Il Fatto Distopico

IFD: I macellai di donne.

Sapete cos’è il simbolo che c’è qui sopra? E’ la negazione all’essere donna, è il segno che oltre 140 milioni di donne nel mondo si portano addosso. Questa semplice immagine rappresenta l’infibulazione e la barbaria da macellai che colpisce quasi tre milioni di bambine ogni anno.

Ho pensato a lungo se scrivere questo articolo, ho dovuto attendere parecchio prima di trovare la forza di dar voce alle parole che mi soffocavano il cuore. Molti pensano che sia un problema che non esiste più, una pratica persa nel tempo come quella di evirare gli uomini addetti alla gestione degli harem, nemmeno sanno quanto siano lontani dalla verità.

Le mutilazioni genitali femminili colpiscono ogni anno milioni di bambine, gettate tra le mani di uomini disgustosi che le trattano che bestie in nome di una tradizione che non aveva senso nemmeno mille anni fa.

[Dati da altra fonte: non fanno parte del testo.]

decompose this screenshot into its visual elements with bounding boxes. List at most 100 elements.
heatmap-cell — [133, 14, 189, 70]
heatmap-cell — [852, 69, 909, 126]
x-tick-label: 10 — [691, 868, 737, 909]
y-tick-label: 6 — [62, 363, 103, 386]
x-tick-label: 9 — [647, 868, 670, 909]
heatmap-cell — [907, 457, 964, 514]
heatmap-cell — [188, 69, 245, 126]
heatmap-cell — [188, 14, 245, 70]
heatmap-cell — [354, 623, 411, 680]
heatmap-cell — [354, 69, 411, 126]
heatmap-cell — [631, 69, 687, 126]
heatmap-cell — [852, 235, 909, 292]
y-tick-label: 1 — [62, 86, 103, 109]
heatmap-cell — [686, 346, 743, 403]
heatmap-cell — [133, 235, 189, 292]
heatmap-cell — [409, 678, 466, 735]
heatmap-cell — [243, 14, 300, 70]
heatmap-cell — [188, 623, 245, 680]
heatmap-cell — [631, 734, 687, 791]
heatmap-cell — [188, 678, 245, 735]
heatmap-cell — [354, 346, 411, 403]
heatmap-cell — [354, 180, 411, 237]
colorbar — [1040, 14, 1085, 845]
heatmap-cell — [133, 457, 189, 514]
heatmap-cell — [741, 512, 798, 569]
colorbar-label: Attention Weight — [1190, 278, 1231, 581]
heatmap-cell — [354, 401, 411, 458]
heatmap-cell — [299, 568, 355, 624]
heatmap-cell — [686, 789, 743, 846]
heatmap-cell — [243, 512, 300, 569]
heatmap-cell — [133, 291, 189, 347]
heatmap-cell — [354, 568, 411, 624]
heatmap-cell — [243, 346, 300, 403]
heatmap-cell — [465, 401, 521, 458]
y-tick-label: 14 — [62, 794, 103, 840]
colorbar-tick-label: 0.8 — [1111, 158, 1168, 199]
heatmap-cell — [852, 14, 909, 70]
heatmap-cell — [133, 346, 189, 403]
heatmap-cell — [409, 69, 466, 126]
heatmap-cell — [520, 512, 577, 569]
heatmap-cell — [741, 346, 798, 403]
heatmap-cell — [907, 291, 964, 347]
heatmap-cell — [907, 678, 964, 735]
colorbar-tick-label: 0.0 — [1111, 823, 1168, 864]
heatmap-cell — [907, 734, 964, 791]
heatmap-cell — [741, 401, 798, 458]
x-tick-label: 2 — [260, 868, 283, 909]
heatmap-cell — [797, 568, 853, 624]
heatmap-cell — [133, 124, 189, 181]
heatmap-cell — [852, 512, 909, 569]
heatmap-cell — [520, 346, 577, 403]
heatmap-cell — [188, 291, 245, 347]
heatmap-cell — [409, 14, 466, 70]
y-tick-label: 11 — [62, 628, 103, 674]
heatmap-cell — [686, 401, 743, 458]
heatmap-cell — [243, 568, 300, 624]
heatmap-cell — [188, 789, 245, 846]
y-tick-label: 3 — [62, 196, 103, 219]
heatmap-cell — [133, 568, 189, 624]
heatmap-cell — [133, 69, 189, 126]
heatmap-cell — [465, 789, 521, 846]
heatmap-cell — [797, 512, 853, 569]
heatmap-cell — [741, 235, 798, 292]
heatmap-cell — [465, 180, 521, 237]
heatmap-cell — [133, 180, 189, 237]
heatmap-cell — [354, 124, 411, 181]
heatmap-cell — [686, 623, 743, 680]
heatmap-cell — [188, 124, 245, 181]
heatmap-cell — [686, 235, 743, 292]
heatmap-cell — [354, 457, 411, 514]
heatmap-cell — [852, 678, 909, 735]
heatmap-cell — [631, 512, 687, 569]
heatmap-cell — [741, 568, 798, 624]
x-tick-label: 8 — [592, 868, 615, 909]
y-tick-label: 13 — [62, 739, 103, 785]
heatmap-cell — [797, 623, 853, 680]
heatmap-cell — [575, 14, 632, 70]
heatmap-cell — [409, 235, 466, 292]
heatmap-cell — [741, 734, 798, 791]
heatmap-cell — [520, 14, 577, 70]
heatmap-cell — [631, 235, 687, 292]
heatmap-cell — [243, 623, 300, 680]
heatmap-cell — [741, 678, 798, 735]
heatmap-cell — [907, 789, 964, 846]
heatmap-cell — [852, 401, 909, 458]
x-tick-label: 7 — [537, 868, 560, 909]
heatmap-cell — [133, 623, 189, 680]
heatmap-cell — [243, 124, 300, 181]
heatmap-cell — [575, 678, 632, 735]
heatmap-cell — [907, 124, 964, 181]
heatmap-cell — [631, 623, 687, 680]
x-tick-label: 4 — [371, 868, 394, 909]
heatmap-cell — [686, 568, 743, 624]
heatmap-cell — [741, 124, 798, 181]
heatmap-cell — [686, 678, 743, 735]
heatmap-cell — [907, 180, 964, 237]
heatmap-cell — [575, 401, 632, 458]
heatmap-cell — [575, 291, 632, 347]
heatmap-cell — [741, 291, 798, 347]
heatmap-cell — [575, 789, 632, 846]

Esistono diversi tipi di mutilazioni, l’OMS ne ha individuati quattro tipi principali che vanno dall’asportazione del clitoride all’utilizzo di sostanze corrosive:

I – rimozione del cappuccio o prepuzio clitorideo (la piega della pelle attorno al clitoride) con asportazione parziale o totale del clitoride stesso.
II – rimozione delle piccole labbra, con asportazione parziale o completa del clitoride e delle grandi labbra
III – rimozione parziale o totale sia delle piccole che della grandi labbra, con cucitura della vagina lasciando solo un piccolo foro per il passaggio dell’urina e del sangue delle mestruazioni. Quest’ultima è propriamente definita infibulazione.
IV – altri atti vari, tra cui cauterizzazione del clitoride, taglio della vagina ed introduzione in essa di sostanze corrosive per restringerne il canale

Vi evito le foto o le immagini esplicative che mostrano la violenza che ogni anno viene perpetuata ma vi chiedo di provare a pensare al motivo per cui lo fanno. Ho provato a informarmi, ho cercato testimonianze che provassero a spiegare le ragioni di questa pratica disumana e non ne ho trovata nemmeno una che sia, per il mio punto di vista, accettabile. Vogliono umiliare le donne? Vogliono privarle di ogni forma di piacere? Vogliono evitare che scoprano cosa sia l’amore libero e che si accontentino dell’uomo che le ha sposate quando erano ancora bambine?

Non lo so e credo che non lo sappiano nemmeno loro.

Da anni Ayaan Hirsi Ali, scrittrice somala natualizzata olandese, lotta contro questa pratica. Rischia la vita ogni giorno a causa della sua ribellione, è stata marchiata come eretica e nonostante la paura di essere giustiziata da qualche fanatico continua a combattere per i diritti delle donne che come lei sono finite sotto il rasoio del macellaio.

Nel suo libro Infedele c’è la descrizione di quello che ha vissuto lei, il suo ricordo di quando le è stato portato via tutto:

Poi toccò a me. Ormai ero terrorizzata.

– Quando avremo tolto questo ‘kintir’ (clitoride) tu e tua sorella sarete pure. – Dalle parole della nonna e degli strani gesti che faceva con la mano, sembrava che quell’orribile kintir, il mio clitoride, dovesse un giorno crescere fino a penzolarmi tra le gambe. Mi afferrò e mi bloccò la parte superiore del corpo… Altre due donne mi tennero le gambe divaricate. L’uomo che era un cinconcisore tradizionale appartenente al clan dei fabbri, prese un paio di forbici.

Con l’altra mano afferrò quel punto misterioso e cominciò a tirare…Vidi le forbici scendere tra le mie gambe e l’uomo tagliò piccole labbra e clitoride. Sentii il rumore, come un macellaio che rifila il grasso da un pezzo di carne.

Un dolore lancinante, indescrivibile e urlai in maniera quasi disumana. Poi vennero i punti: il lungo ago spuntato spinto goffamente nelle mie grandi labbra sanguinanti, le mie grida piene di orrore… Terminata la sutura l’uomo spezzò il filo con i denti… Ricordo le urla strazianti di Haweya, anche se era più piccola, aveva quattro anni, scalciò più di me per cercare di liberarsi dalla presa della nonna, ma servì solo a procurarle brutti tagli sulle gambe di cui portò le cicatrici tutta la vita.”

Credo che non serva dire altro.

Volete combattere per qualcosa? Credete che sia importante la libertà? Beh, sappiate che milioni di ragazzine ogni anno vorrebbero solo poter continuare a essere tali.